The binomial distribution can be approximated by a normal distribution with the same mean and variance when n is large and p is not too close to 0 or 1. This is known as the normal approximation to the binomial distribution.

  • The mean and variance of the normal distribution are:\[\mu = np\] and \[\sigma^2 = np(1-p)\].
  • The normal approximation can be useful when calculating probabilities for large n and p that are not too extreme. Suppose n = 100 and p = 0.3 then \(\mu = np = 30\) and \(\sigma^2 = np(1-p) = 21\).

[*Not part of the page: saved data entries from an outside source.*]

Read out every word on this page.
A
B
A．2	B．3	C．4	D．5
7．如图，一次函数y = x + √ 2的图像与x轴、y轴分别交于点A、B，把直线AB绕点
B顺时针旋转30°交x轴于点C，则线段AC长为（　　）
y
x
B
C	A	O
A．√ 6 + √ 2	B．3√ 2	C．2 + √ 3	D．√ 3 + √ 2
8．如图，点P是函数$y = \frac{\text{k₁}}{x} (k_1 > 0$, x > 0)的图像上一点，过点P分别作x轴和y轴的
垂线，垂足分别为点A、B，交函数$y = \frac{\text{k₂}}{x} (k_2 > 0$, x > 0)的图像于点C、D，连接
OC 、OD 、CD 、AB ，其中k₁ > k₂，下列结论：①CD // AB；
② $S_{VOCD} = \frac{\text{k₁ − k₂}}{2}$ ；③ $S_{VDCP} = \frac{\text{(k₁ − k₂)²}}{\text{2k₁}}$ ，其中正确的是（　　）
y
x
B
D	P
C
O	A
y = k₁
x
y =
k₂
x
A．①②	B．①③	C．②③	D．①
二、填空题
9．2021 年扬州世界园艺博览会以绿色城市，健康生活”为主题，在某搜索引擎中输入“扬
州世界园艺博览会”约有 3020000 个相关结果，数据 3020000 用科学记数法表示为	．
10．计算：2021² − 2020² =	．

\[Z = \frac{X - \mu}{\sigma} \sim N(0,1)\] where X is the number of successes in n trials, and Z is the standardized normal variable.

Binomial Distribution in 3D

3D scatter plot of the binomial distribution using Plotly in R. It visualizes the number of successes in a fixed number of trials with the same probability of success. The plot_ly() function is used to create the plot and the layout() function is used to add axis labels and a title.

Conclusion

  • The binomial distribution models the probability of a fixed number of successes in a set of independent trials with equal chances of success.

  • In R, we have various functions, including rbinom(), dbinom(), pbinom(), and qbinom(), to generate random numbers, compute probabilities, and determine quantiles of the binomial distribution.

  • Additionally, R provides multiple visualization tools for the binomial distribution, including histogram, density plot, CDF plot, and 3D plot.